Il faut attendre la fin de l’épisode pour comprendre le titre de l’épisode. Le Livre de Kevin est un nouvel évangile, écrit par Matt pour faire part des miracles qui entourent la personne de Kevin. Sa résurrection, son sauvetage par le tremblement de terre, son voyage dans l’au-delà, autant d’événements qui, s’ils n’en font pas un nouveau Jésus, en font en tout cas une personne à part, une sorte de saint. On comprend à travers cet épisode que Kevin, quelle que soit la force, la divinité, l’intelligence extraterrestre à l’œuvre, a une place prépondérante, dans l’histoire et dans la vie de ceux qui l’entoure. Mais alors que vient nous dire cette dernière séquence ? Dans ce qui est un épilogue, un prologue pour une nouvelle histoire ou une partie du récit, nous retrouvons Nora Durst bien plus âgée, refusant d’avouer que le nom de Kevin lui dit quelque chose. Où est-elle ? Où sont tous les autres ? Pourquoi refuse-t-elle d’avouer sa connaissance de Kevin (ou d’un Kevin) ?

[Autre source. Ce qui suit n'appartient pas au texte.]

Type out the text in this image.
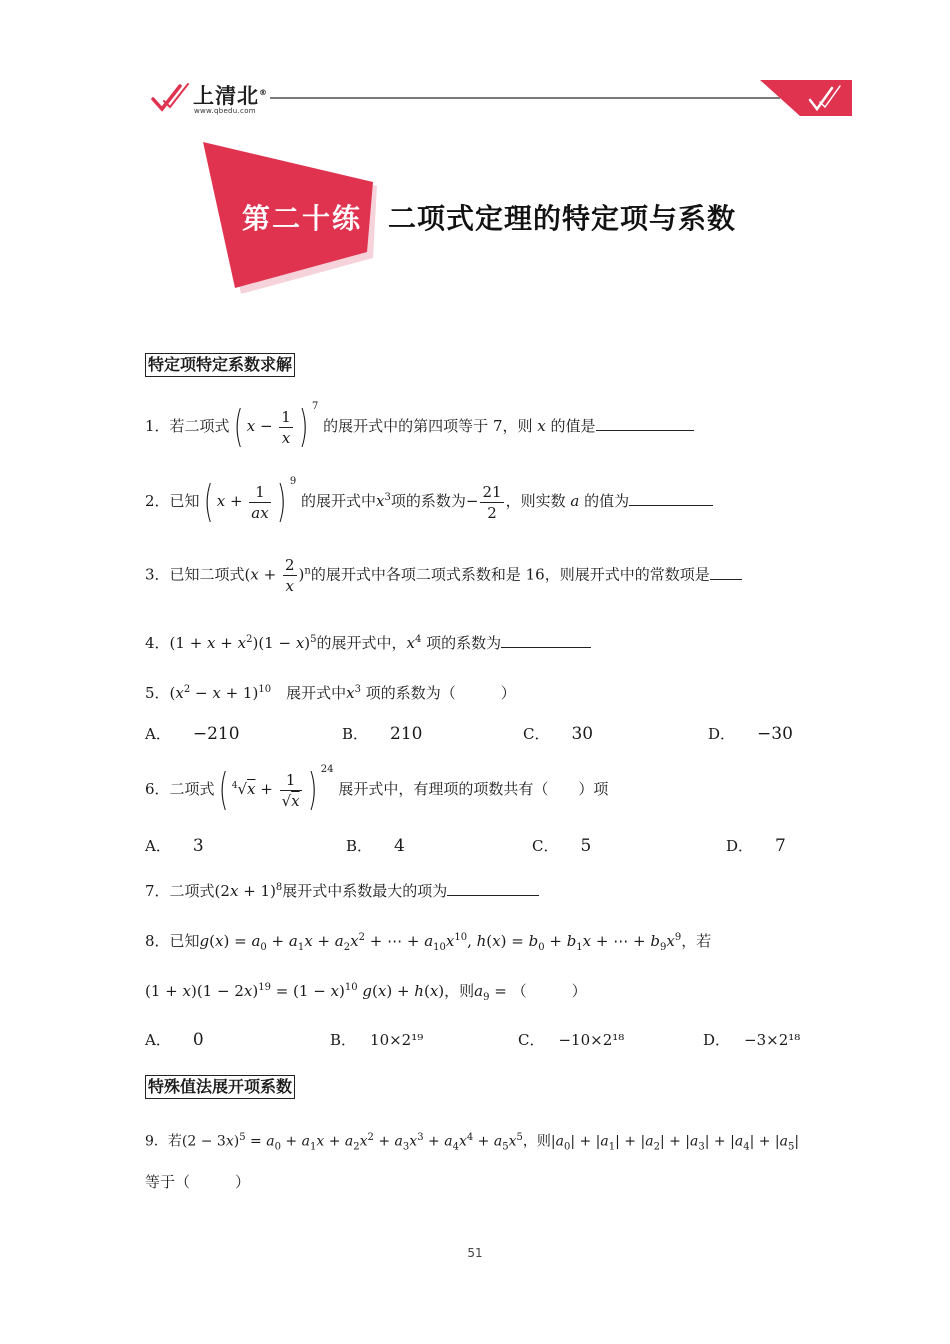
上清北®
www.qbedu.com
第二十练 二项式定理的特定项与系数
特定项特定系数求解
1．若二项式( $x - \frac{1}{x}$ ) $^7$ 的展开式中的第四项等于 7，则 x 的值是
2．已知( $x + \frac{1}{ax}$ ) $^9$ 的展开式中$x^3$项的系数为− $\frac{21}{2}$ ，则实数 a 的值为
3．已知二项式$(x + \frac{2}{x} )^n$的展开式中各项二项式系数和是 16，则展开式中的常数项是
4．$(1 + x + x^2)(1 - x)^5$的展开式中，$x^4$ 项的系数为
5．$(x^2 - x + 1)^{10}$　 展开式中$x^3$ 项的系数为（　　　）
A． −210	B． 210	C． 30	D． −30
6．二项式( $^4√x + \frac{1}{√x}$ ) $^{24}$ 展开式中，有理项的项数共有（　　）项
A． 3	B． 4	C． 5	D． 7
7．二项式$(2x + 1)^8$展开式中系数最大的项为
8．已知$g(x) = a_0 + a_1x + a_2x^2$ + ⋯ + $a_{10}x^{10}$, $h(x) = b_0 + b_1x$ + ⋯ + $b_9x^9$，若
$(1 + x)(1 - 2x)^{19} = (1 - x)^{10}$ g(x) + h(x)，则$a_9$ = （　　　）
A． 0	B． 10×2¹⁹	C． −10×2¹⁸	D． −3×2¹⁸
特殊值法展开项系数
9．若$(2 - 3x)^5 = a_0 + a_1x + a_2x^2 + a_3x^3 + a_4x^4 + a_5x^5$，则$|a_0| + |a_1| + |a_2| + |a_3| + |a_4| + |a_5|$
等于（　　　）
51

Voilà encore des questions dont les réponses seront distillées au fur et à mesure des sept épisodes restants, des interrogations très nombreuses dans un season première hypnotique, quoique peut-être un peu moins émotionnel que celui de l’année dernière. Mais en tout cas The Leftovers revient dans toute sa complexité, sa poésie pleine de grâce mais aussi de noirceur, un récit où les personnages possèdent toujours en eux un mal être dû au Grand Départ mais aussi aux départs engendrés par la vie et le temps qui passe.

8/10

Bilan

Un très bon season premeire, qui offre son lot de mystère mais continue à traiter les problématiques chères à Damon Lindelof, à savoir la Foi, les croyances, la Mort ou encore le souvenir et le deuil. Une série sur la vie en somme.

2 Commentaires

  • llDeborall
    Le 21/04/2017 à 14h56

    Wahoo très bonne critique et très bonne analyse de votre part Fabien.

  • NoraD.
    Le 24/04/2017 à 12h23

    Ravie de retrouver les critiques de Fabien pour cette dernière saison !!